Да и как развился его характер за эти годы? Конечно, опыт говорил мне, что каким родишься, таким, в сущности, и останешься весь свой век. И люди, что на глазах у меня шествовали по жизни, с младенчества и до зрелых лет, годам к пятидесяти, как правило, представали передо мной такими же, какими были, на крайний случай – с ничтожными поправками. Кое-кто, правда, сумел подавить в себе резкость, неудобную для общения; кое-кто спрятал ее под внешним лоском, но, в сущности, люди эти остались

прежними. И лишь у редких знакомцев моих разрослись изначальные свойства характера, превратившись у одних – в добродетель, у других – в пороки. Помню приятеля, чья твердость переросла в упрямство, аккуратность – в педантизм, бережливость – в скупость, любовь к людям – в ненависть к нелюдям. Но помню и другого, у которого ханжество сменилось благочестием, злоба – терпимостью, а упрямство – твердостью.

Обуреваемый тяжелыми думами, я вышел на утреннюю прогулку, не с тем, чтобы забыть о неприятности, а, напротив, приготовиться к неотвратимому. Я перебрал в уме все возможные исходы встречи. Но как только я представил себе взаимные расспросы о всем том, что произошло со дня нашей разлуки, – я содрогнулся и уже было думал бежать из этого города, из страны. Однако я знал по опыту, что самое уязвимое место у человека – спина, тогда как грудь, точно латы, защищают могучие кости, а посему я решил остаться и грудью встретить удар.

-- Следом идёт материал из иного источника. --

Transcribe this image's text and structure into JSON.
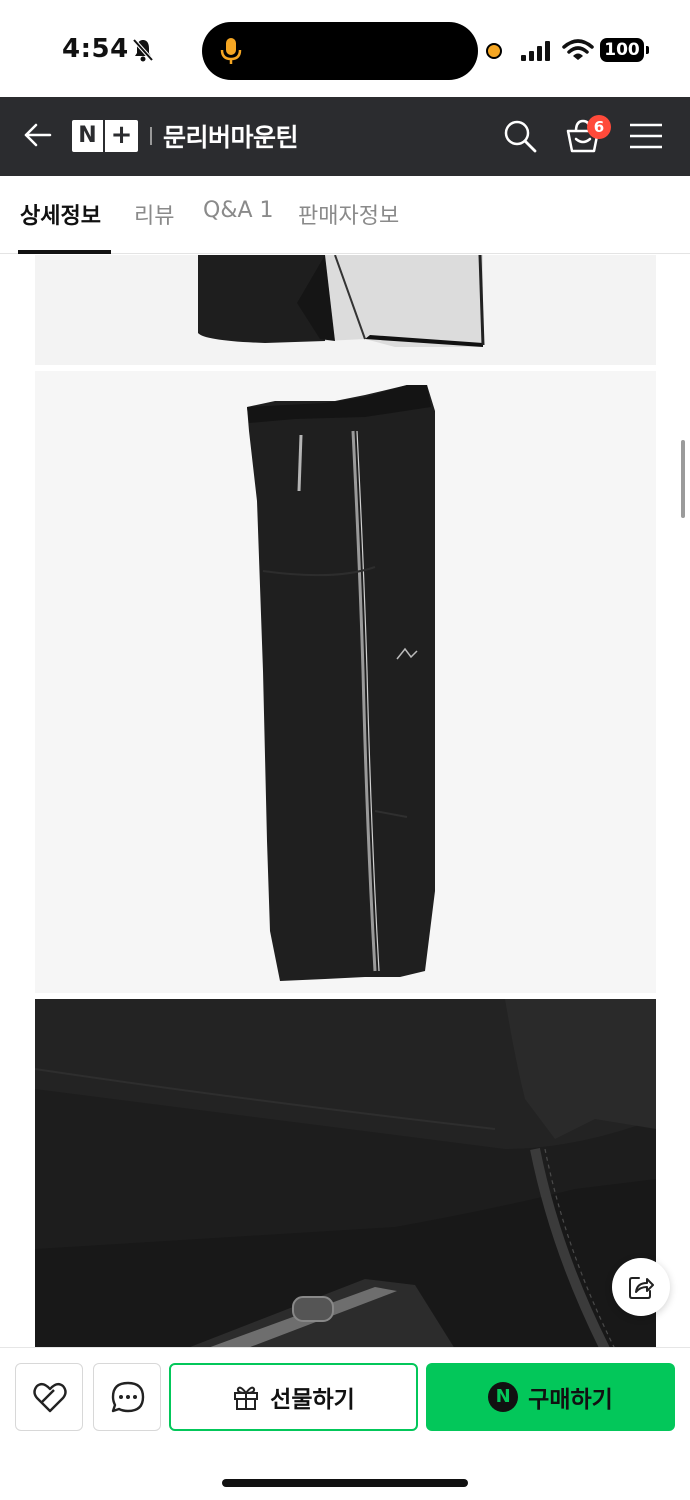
{
  "status_bar": {
    "time": "4:54",
    "battery": "100"
  },
  "header": {
    "store_name": "문리버마운틴",
    "cart_count": "6",
    "logo_n": "N",
    "logo_plus": "+"
  },
  "tabs": [
    {
      "label": "상세정보",
      "active": true
    },
    {
      "label": "리뷰",
      "active": false
    },
    {
      "label": "Q&A 1",
      "active": false
    },
    {
      "label": "판매자정보",
      "active": false
    }
  ],
  "bottom_bar": {
    "gift_label": "선물하기",
    "buy_label": "구매하기",
    "npay_letter": "N"
  },
  "colors": {
    "header_bg": "#2b2c2f",
    "accent_green": "#03c75a",
    "badge_red": "#ff4a3a"
  },
  "icons": [
    "back-arrow-icon",
    "search-icon",
    "shopping-bag-icon",
    "hamburger-menu-icon",
    "share-icon",
    "heart-icon",
    "chat-icon",
    "gift-icon"
  ]
}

Силясь умерить чувствительность и усвоить суховатую логику светского многоопытного человека, я составил программу действий. Сначала я приодену его, устрою на жительство в пансионат и, расспросив, кем он хочет стать, сразу же определю к делу, на службу, но главное – буду вести себя с ним как с чужим человеком, которого держат на расстоянии отсутствием доверительности. А чтобы оградить себя от его поползновений на близость, я не стану толковать о прошлом и, воздерживаясь от советов, предоставлю юноше полную свободу действий, тем более что он наверняка не захочет слушать советов.

Итак, решено! И делу конец!

Внутренне собранный и готовый к встрече, я повернул домой, полностью сознавая притом, что в жизни моей произошла перемена, настолько властная, что все отныне виделось мне иным – дороги, окрестный пейзаж, весь город. Примерно на середине моста я оглядел широкую улицу, расстилавшуюся впереди, и тут взгляд мой упал на фигуру юноши – вовек не забуду этой минуты. Он был высокого роста и очень худ и шел нерешительной походкой, как человек, который чего-то ждет или ищет. И я увидел, как он всматривался в меня и вдруг узнал – и дрожь пробежала по его телу, но он тут же овладел собой и, приосанившись, зашагал наискосок через улицу – прямо навстречу мне. Я же изготовился к обороне и чуть ли не слышал уже, как вот сейчас скажу ему легким приветливым тоном: «Здравствуй, сынок!»